In the example above, I outlined what a 10%, 15%, and 20% raise would look like. I can’t say for certain which of these raises is right, but to me, this felt correct for a move from assistant manager to manager, which seems the next logical promotion. I might have suggested a higher or a lower range if this person was moving into a regional position, or if they were switching gears entirely into a new department.
Figuring out the right range is a combination of measuring the scope of the job, the capabilities of the company to meet your salary demands, the cost of living in your city, along with a number of other factors.
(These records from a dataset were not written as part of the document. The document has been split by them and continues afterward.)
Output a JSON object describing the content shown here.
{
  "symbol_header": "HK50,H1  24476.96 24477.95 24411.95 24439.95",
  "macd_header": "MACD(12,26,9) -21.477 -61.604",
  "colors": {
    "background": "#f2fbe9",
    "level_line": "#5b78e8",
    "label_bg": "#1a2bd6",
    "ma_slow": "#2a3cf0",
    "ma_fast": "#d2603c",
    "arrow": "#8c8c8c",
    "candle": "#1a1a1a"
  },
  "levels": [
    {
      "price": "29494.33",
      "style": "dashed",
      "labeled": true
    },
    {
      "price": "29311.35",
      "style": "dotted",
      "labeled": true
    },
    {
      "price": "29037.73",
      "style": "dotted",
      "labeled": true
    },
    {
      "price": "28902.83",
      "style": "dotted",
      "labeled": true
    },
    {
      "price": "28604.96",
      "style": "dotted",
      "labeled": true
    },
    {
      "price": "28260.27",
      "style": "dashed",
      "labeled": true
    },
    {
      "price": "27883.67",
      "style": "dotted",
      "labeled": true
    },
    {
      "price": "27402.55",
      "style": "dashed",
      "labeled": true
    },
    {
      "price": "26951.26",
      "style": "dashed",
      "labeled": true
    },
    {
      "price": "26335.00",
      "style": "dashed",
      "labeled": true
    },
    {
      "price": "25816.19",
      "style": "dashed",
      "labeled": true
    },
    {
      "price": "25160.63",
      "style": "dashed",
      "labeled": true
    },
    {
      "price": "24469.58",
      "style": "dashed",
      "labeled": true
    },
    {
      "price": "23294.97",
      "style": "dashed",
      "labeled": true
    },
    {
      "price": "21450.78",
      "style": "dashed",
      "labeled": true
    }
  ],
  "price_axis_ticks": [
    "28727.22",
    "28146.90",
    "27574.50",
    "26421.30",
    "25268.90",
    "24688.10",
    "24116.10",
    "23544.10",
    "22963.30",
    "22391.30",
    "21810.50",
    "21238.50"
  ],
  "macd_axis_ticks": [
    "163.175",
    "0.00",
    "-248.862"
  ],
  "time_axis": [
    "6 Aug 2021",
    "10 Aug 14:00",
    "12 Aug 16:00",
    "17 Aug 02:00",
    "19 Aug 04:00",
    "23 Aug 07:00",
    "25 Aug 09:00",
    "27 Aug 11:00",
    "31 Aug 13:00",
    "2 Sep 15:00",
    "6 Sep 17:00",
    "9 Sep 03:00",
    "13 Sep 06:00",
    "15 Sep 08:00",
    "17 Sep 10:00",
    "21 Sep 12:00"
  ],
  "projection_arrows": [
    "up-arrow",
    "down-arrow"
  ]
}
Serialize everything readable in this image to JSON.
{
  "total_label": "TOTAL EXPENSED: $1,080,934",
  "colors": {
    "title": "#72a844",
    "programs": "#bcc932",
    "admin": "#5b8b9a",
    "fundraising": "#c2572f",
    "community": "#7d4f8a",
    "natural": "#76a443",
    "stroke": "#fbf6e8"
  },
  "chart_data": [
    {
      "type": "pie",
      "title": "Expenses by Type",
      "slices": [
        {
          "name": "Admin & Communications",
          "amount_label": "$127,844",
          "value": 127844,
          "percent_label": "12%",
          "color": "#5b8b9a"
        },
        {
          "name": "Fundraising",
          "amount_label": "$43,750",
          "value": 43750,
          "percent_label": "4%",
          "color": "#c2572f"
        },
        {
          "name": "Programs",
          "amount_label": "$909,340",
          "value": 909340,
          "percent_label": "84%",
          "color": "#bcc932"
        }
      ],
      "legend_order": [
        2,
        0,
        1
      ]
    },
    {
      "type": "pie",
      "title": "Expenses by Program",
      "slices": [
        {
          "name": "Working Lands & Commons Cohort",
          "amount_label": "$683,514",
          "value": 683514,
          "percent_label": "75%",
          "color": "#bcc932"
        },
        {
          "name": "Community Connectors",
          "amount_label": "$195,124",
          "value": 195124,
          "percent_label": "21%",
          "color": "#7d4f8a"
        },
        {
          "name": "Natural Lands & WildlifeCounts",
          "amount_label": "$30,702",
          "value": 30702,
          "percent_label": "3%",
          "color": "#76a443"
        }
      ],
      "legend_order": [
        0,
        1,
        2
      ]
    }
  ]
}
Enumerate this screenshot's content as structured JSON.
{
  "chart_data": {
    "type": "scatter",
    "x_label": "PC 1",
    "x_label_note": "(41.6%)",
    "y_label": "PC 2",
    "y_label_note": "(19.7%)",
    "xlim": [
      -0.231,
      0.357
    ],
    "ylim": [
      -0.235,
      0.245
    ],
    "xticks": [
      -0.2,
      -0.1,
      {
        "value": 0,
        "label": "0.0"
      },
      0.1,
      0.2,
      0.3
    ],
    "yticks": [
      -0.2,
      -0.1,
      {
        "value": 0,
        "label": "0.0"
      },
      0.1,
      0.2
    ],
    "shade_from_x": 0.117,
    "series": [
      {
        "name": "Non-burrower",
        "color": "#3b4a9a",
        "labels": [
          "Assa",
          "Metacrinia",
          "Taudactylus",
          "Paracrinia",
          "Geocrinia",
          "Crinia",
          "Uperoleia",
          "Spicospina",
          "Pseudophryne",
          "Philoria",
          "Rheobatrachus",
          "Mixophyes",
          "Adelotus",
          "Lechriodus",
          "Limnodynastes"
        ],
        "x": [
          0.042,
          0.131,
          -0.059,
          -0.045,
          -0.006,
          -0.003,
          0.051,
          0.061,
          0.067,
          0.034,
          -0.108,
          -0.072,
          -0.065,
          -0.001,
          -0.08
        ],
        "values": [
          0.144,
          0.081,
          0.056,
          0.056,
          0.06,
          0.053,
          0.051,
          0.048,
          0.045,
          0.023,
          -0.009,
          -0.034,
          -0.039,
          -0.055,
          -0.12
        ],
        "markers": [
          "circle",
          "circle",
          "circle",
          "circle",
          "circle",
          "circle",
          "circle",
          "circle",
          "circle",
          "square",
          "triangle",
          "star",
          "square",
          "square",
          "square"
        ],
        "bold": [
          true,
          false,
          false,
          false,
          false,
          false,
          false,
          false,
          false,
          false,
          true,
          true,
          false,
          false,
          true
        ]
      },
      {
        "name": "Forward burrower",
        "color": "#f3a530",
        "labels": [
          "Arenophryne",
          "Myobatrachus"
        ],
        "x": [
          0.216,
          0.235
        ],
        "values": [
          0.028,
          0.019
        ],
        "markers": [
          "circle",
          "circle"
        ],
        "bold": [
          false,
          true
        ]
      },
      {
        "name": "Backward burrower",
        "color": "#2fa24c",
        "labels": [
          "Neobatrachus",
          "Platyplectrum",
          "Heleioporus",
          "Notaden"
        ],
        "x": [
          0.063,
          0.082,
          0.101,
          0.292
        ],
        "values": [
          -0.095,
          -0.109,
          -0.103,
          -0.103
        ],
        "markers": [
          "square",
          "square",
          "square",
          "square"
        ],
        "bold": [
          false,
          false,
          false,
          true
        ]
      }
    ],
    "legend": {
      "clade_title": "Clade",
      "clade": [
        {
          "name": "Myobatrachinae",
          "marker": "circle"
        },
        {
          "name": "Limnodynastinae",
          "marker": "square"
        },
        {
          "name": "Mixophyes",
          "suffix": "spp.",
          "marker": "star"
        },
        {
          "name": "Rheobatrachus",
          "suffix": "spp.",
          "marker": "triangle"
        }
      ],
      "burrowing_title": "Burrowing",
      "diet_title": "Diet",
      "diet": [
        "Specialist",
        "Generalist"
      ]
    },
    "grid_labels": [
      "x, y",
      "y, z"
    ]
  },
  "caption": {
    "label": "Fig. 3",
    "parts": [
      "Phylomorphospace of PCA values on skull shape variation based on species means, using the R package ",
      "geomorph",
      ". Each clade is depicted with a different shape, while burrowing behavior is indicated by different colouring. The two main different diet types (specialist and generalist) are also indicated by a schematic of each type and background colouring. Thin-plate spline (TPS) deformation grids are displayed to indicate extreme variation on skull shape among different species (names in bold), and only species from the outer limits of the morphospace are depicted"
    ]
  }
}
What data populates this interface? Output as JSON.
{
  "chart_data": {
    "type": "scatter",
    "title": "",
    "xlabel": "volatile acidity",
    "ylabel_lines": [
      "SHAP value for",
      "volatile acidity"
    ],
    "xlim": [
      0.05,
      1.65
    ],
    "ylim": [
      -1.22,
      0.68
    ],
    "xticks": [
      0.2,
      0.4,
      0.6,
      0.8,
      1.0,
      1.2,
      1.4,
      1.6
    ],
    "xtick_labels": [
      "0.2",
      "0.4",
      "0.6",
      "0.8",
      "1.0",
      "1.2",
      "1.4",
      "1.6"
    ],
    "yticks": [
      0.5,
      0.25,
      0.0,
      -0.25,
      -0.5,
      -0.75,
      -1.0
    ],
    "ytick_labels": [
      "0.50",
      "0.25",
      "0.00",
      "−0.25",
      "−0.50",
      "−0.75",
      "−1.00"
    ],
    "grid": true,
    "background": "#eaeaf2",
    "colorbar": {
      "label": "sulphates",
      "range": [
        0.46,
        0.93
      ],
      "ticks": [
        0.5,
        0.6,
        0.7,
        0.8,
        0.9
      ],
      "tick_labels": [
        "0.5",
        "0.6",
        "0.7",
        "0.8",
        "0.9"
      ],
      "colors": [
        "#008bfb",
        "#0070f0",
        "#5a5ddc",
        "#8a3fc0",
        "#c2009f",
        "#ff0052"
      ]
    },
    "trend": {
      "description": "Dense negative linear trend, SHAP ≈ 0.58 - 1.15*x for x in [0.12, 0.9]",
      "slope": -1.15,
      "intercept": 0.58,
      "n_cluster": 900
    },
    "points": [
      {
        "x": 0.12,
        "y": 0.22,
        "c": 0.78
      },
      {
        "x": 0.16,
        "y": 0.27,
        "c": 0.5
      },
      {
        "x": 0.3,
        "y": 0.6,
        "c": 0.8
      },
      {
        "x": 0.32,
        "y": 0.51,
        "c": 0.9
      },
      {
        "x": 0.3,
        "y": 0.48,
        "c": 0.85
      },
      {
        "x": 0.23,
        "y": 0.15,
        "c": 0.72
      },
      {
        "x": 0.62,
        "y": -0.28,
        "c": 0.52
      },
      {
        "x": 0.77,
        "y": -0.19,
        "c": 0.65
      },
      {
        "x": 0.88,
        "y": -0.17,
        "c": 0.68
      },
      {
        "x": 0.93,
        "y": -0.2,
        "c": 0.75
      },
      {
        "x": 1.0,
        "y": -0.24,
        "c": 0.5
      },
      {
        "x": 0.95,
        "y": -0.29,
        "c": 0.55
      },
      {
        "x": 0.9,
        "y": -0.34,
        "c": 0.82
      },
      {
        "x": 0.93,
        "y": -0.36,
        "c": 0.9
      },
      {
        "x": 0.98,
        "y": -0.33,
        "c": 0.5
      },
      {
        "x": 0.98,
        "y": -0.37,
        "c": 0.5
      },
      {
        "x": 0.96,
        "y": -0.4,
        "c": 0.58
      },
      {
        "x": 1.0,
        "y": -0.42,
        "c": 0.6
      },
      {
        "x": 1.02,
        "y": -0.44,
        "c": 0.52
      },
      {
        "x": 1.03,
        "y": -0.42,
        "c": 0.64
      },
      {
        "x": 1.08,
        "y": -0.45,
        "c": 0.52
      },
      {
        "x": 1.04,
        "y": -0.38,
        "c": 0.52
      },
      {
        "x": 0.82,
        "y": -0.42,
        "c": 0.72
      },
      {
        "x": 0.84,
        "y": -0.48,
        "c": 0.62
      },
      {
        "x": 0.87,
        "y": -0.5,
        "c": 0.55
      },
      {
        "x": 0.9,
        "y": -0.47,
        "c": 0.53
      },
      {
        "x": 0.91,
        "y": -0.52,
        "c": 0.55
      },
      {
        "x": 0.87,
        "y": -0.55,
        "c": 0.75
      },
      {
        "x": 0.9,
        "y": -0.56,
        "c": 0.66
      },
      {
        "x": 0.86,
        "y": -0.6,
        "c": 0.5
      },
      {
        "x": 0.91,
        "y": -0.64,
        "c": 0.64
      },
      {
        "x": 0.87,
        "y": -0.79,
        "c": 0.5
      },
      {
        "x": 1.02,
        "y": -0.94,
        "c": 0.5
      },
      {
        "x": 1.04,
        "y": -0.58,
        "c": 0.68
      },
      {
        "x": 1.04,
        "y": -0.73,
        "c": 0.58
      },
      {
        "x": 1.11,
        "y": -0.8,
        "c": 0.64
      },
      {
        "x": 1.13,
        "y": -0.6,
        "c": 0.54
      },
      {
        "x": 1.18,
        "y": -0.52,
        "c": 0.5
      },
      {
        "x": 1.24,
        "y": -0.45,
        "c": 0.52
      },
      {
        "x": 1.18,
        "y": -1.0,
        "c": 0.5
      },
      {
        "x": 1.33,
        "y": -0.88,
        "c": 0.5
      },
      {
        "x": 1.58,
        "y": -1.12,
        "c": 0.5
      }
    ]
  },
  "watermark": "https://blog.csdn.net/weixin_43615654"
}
It’s an inexact science.
Talking about money is hard, and I think the best advice I can give (besides the advice in this article about artfully asking your employer to disclose their salary range before you disclose yours) is to know exactly how much money you make—and where your money comes from. The biggest mistake I see people make is undervaluing tips. Factor tips into your salary negotiations!
Take time to write out everything that comes with your current job. If you make an hourly wage and your new job is offering you a salary, figure out how much that salary translates to an hour. A person making $15 an hour + $5 an hour in tips is making about $41,600 a year, so if you’re offered a new role at your company at $40,000 without tips, you’re actually taking a pay cut. This happens all the time.
So if you can, pause for a moment and figure out how much you make in your current role. I even left you a blank worksheet to assess how much you should ask for!
Lastly, assess where you’re willing to negotiate, and where you want to take a firm stance. If you can’t negotiate the salary you want, but still want to take this new job, maybe you can ask for a salary renegotiation in six months, or work out a benefit that makes sense for you. The point of this exercise isn’t to get a 15% wage increase, but to help make informed decisions, and know exactly how much money you’re actually talking about when you apply for a new job.